Julio, un misionero itinerante, va a exponer al príncipe la ley mayor que reveló Jesucristo, pero Joas pone una única condición a Julio: “Mas si vós queredes que yo que tome la ley de los christianos, mostradme razón manifiesta que entienda yo por mi entendimiento que es mejor ley que qualquier de las otras, et tomarla he” (p. 119). Joas promete seguir aquella ley en la que encuentre mayor razón. Julio le dice que al final hay algo en cualquier ley que la razón no puede mostrar y eso requiere fe. Para Don Juan Manuel, la fe ha de ser razonable, hay una primacía de la razón que solo en último término comprende que hay un paso que debe dar la confianza. 

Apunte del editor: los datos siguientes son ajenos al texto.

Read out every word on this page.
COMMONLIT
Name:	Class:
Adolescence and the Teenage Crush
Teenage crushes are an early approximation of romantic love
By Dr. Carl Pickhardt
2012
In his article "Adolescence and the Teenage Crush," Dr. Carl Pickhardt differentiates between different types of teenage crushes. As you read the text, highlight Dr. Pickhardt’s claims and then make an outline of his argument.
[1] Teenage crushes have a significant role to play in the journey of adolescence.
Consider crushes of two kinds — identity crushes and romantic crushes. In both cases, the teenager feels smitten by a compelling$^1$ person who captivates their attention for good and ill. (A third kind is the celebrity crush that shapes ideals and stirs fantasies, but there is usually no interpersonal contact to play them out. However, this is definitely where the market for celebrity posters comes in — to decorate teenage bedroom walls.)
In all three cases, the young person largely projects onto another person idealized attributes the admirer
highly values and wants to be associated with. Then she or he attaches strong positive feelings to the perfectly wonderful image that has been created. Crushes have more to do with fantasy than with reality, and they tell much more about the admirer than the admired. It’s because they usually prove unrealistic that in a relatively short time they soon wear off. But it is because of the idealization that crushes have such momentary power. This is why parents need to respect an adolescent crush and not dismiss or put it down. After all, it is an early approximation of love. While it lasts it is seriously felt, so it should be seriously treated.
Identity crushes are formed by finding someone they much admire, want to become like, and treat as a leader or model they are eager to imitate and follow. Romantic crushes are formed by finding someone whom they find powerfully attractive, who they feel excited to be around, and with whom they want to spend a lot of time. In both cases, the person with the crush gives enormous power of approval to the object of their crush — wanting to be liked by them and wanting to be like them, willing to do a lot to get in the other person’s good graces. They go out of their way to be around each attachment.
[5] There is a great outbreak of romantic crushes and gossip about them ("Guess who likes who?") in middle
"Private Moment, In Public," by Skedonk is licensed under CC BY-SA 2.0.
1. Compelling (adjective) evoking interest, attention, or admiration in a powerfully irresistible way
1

Don Juan Manuel usa la historia del joven que no conocía la muerte para dar soporte a su credo y moral, de modo que dramáticamente apenas encontramos evolución en los personajes. Como lector del siglo XXI, lo más interesante desde el punto de vista del arte de vivir es esa aventura que se precipita al encontrar ante sí al Omne muerto. El príncipe comienza una búsqueda de la verdad de la existencia y la preocupación mayor del rey es que su hijo abandone sus responsabilidades con la corona. Eso se soluciona cuando Joas entiende que en cualquier estado se puede salvar el alma (p. 150). 

La investigación del príncipe de la razón no encuentra ya límites. Una vez conocida la muerte, su curiosidad se torna infinita, ve multiplicadas exponencialmente sus preguntas. “Julio, tantas cosas podríe omne preguntar que vós nin omne del mundo non podría dar a ellas recabdo” (p.167), pero considera que sí le está respondiendo a la esencial: cómo salvar el alma de la absoluta muerte.